Many more people say that their finances have become worse in the last year rather than better, but that this result is probably quite misleading even if we are trying to compare the public’s mood about the economy today against the mood in the early ’80s. If you own any equities, the last year has been rather ugly on the whole, and now that there are many more stockholders today as a percentage of the general population than there were in 1981 it is not hard to imagine that in a volatile market those stockholders would say that their finances have worsened. Add to these the people caught up in the collapse of the housing bubble, and you will come up with a very large part of the population. So there are a lot of Americans suffering from financial losses or anxiety about potential losses who were not exposed to risk in the same way in the early ’80s. In a roundabout way, this is actually a testament to the success of the economic expansion over the past three decades, since it reflects in part how many more people are benefiting from, while also suffering from the risks of, participating in equities markets.
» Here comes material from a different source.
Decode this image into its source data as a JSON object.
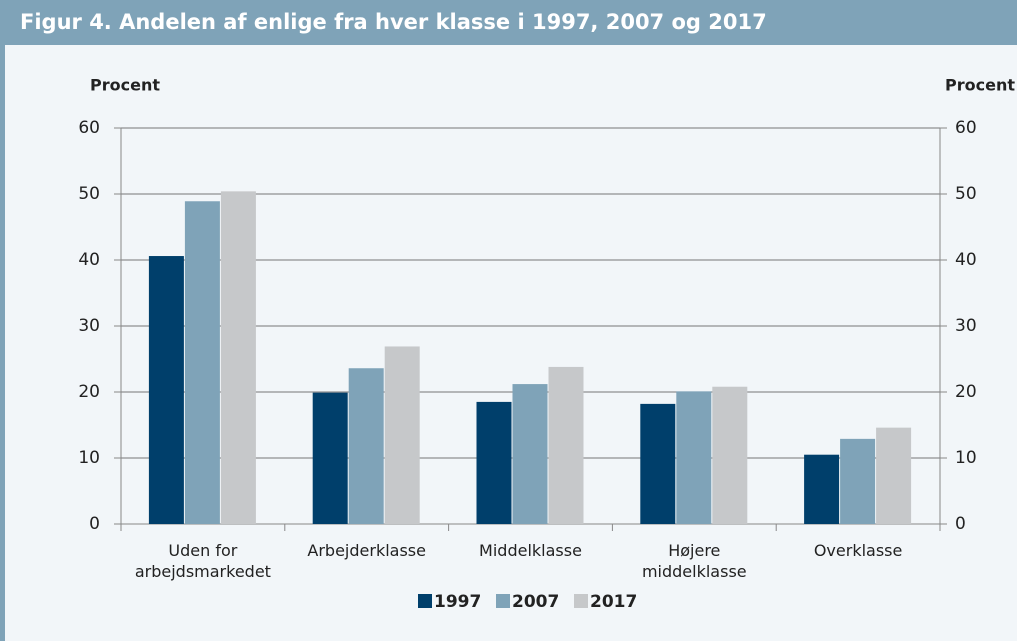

Of course, electorally the recession of ‘81-’82 was not very good for Republicans in Congress (they lost a net of 27 seats in the House), so as a matter of the political significance of the public’s view of their finances these numbers have to be deeply troubling to the GOP today. This is all the more remarkable given that the economy has not yet gone into recession and may not do so.










There are not significantly more stockholders. Even if you include mutual funds, which you probably shouldn’t for myriad of reasons, the percentage of people with over $10,000 in equites is only 20%. Only 10% of people have of $50,000 in equities. So, no the stock market isn’t that much of an issue. ( http://www.tcf.org/Publications/EconomicsInequality/ClassWarfare/myth3.pdf ) What is a major factor however is that housing has had the worst and most rapid decline since the Great Depression. http://www.marketwatch.com/news/story/housing-deepest-most-rapid-decline/story.aspx?guid=%7BA811AA1E-D0D3-4AA8-917C-95F7F154AA08%7D
I think I hit your spam filter.
What you mean to say is that there are not significsantly more people holding large amounts of stock. But why wouldn’t we count mutual funds? This is part of someone’s portfolio and is exposed to some degree of risk.
People don’t follow mutual funds all that closely, particularly those stuffed in 401(k)s. The quarterly statements are often all that is checked, and even they aren’t scrutinized. It is treated as a long term investment. Even though people are able, you don’t see them regularly evaluating and changing their mutual fund mix. People being influenced by the stock market due to their investments has been a hypothesis hanging out there since about the 90s. There just doesn’t seem to be much backing up. It doesn’t help that it is dependent on the idea that people vote for what’s in their best interests rather than what they believe to be everyone’s best interest.
Can the GDP be trusted as an accurate indicator of the state of the economy?